沢山のモーターを繋げて、そのうちの一つに電流をを流し ほかのモータ

沢山のモーターを繋げて、そのうちの一つに電流をを流し
ほかのモーターから電流を取り出すと、入力した電力と出力される電力でどのような差がありますか? たとえば10個モーターを用意しそれを連結させそのうちの一個にだけ電流を流し、残りの九個のモーターを回転させると、そこから発電される電力と入力した電力ではどちらのほうが大きくなりますか?また、その理由も教えてください。
全く知識のないものなのでわかりやすくお願いします。



電気エネルギーも機械エネルギーも単位は[W](ワット)で表します.
最近では自動車のエンジン出力も馬力ではなくワットで表示しますね.
さて、モーターに100Wの電気エネルギーを入力した場合、軸から機械的に得られるエネルギーは90Wくらいがいいところです.この場合、効率90%ということになり、残り10%は損失です.

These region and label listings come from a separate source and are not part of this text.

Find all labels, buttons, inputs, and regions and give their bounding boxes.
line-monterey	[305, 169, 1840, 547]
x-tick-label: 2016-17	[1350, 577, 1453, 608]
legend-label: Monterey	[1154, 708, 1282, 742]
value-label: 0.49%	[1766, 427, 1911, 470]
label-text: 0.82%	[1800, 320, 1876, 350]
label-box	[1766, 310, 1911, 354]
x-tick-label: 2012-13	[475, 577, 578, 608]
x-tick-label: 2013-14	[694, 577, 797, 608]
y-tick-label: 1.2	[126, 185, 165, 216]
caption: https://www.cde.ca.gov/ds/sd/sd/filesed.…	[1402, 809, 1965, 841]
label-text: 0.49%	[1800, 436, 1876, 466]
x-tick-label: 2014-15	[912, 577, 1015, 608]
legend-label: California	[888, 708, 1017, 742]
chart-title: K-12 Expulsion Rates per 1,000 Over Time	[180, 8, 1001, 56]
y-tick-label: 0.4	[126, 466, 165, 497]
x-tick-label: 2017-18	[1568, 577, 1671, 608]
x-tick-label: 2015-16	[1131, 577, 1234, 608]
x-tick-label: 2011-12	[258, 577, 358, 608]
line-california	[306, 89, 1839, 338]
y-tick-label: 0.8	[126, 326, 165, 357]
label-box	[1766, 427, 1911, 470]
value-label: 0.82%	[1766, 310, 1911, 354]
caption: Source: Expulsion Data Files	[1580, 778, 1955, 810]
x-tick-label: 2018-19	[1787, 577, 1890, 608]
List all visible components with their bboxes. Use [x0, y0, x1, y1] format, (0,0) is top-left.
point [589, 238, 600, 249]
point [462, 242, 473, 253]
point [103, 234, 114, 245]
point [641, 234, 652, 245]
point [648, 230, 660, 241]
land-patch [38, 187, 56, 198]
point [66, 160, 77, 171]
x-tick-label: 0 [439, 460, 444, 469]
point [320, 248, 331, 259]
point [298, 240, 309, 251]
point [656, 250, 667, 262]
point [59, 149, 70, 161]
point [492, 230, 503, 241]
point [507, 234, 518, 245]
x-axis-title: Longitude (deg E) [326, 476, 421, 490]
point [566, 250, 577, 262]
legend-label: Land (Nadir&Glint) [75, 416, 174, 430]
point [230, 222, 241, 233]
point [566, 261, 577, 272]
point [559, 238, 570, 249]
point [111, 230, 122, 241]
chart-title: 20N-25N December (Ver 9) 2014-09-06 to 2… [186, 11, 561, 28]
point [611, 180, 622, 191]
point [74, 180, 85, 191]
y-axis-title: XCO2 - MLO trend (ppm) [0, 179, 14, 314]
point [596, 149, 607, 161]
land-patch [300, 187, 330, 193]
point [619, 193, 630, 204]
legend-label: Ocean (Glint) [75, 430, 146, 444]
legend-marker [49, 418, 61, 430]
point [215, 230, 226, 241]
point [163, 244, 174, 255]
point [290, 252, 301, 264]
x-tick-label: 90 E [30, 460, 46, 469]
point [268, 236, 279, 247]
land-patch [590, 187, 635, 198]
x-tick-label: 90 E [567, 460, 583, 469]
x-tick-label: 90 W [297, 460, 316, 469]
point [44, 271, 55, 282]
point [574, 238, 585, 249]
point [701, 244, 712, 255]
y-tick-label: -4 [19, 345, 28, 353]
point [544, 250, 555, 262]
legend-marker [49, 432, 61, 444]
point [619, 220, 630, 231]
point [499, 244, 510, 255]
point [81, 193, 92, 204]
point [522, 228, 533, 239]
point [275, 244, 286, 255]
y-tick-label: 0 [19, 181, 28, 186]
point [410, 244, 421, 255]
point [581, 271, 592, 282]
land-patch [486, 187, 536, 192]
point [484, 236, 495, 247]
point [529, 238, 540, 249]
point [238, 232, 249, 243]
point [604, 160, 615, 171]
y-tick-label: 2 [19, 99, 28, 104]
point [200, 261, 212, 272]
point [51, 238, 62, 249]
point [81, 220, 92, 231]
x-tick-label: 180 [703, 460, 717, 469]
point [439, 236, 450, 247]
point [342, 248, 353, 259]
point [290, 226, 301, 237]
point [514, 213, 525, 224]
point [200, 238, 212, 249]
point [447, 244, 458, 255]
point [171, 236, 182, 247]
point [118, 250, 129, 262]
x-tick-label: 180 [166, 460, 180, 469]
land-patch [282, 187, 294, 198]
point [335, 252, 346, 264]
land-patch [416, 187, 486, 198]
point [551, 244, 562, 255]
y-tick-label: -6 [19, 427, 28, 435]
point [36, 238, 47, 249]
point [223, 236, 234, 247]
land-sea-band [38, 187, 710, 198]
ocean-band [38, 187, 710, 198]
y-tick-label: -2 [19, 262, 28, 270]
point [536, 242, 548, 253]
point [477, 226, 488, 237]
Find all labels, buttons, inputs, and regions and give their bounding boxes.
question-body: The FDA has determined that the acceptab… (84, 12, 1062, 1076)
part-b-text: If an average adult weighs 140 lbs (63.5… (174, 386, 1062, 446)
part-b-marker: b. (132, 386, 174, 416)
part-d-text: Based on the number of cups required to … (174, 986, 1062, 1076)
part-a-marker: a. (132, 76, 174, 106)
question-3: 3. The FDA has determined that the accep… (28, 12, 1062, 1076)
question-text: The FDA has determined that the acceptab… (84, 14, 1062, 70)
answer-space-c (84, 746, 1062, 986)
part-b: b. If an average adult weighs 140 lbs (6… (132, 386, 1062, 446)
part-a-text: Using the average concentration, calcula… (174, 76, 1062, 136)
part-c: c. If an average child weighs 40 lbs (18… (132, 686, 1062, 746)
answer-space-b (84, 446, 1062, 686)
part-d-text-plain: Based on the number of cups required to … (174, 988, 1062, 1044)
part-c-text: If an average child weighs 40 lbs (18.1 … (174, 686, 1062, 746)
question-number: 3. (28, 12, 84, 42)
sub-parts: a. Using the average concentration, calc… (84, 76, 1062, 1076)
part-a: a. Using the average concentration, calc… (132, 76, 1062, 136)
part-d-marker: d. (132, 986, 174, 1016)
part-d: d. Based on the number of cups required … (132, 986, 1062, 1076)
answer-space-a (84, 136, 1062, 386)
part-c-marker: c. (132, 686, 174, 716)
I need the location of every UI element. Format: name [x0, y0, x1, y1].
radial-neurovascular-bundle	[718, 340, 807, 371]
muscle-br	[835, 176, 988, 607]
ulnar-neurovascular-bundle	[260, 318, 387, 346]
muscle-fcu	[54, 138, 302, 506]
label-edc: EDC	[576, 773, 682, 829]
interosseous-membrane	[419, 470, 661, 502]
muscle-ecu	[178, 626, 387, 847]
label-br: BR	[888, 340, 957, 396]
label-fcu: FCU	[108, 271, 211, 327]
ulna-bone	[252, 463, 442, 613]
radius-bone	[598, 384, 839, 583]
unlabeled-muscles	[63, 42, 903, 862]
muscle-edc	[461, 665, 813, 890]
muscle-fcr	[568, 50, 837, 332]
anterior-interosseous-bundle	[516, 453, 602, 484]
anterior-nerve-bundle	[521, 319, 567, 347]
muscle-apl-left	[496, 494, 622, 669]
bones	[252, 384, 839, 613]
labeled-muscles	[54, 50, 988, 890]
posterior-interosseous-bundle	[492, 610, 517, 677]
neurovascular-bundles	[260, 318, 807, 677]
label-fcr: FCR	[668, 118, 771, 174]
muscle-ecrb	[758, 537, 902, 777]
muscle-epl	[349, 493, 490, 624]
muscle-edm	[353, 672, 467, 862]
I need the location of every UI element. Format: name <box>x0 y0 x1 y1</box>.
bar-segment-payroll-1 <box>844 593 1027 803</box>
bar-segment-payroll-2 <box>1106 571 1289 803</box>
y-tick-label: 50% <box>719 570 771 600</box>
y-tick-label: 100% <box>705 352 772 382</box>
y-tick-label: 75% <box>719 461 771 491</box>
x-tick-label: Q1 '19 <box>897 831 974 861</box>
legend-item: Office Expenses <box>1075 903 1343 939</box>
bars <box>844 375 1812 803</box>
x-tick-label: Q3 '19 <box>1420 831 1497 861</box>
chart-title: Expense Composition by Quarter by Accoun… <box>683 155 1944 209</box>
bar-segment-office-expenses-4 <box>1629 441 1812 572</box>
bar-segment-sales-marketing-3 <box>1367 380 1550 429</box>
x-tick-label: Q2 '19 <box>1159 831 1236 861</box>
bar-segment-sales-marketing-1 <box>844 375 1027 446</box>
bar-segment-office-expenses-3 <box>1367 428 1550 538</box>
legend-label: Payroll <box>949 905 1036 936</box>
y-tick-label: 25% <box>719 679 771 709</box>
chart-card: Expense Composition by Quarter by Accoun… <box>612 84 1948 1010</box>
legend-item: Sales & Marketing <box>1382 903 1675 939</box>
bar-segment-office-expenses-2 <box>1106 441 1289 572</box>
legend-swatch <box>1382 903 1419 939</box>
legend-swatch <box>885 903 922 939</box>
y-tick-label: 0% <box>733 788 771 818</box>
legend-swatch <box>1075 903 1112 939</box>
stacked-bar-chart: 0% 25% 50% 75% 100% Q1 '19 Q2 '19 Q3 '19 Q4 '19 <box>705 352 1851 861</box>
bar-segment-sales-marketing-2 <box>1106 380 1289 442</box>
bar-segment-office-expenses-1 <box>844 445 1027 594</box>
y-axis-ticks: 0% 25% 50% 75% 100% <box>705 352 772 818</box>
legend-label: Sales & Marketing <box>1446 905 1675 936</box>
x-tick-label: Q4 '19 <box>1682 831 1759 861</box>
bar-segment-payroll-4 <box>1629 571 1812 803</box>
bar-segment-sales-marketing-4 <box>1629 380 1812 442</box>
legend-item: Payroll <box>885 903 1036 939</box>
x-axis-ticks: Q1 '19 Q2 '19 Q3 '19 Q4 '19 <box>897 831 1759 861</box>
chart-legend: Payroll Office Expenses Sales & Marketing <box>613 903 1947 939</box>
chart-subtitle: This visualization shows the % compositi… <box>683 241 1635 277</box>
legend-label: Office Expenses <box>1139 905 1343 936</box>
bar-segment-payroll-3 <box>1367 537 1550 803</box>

特に効率が良いモーターでも90数%といったところで、100%を超えることは決してありません.
損失になる分は、モーターの巻線抵抗による発熱、鉄心の損失による発熱、軸受けの摩擦、冷却空気の抵抗などで、損失分は最終的には全部熱になります.
ですから、回転しているモーターは結構熱くなります.掃除機などではよくわかりますね.
モーターを発電機として使ったときも同様で、100Wの機械入力で軸を回転させても、得られる電気エネルギーは100W未満です.
これは複数の発電機の軸を連結して回転させたときでも同じで、全部の発電機の電気出力を合計した値が100W未満になります.
(仮に一定の電気負荷がかかっていた場合、2個、3個と発電機の台数を増やしていくと、どんどん軸を回すのが重たくなって回転数が下がってしまいます)
モーターと発電機の軸を接続した場合、モーターの電気入力から発電機の電気出力までの効率は、モーターの効率×発電機の効率になります.
仮にどちらの効率も90%と仮定すると、総合効率は81%になります.
もし、総合効率が100%を超えれば永久機関が作れるのですが、昔から永久機関を発明したと自称する人はたくさん居ましたけど、実現したものは一つもありません.
バッテリーから高電圧を得たり、交流の周波数変換をするために、モーターと発電機を直結した「電動発電機」というものが使われていたことがありますが、大きく重く、騒音も出て、効率も良くないため、半導体式のインバータ装置に置き換えられて、現在ではほとんど使われていません.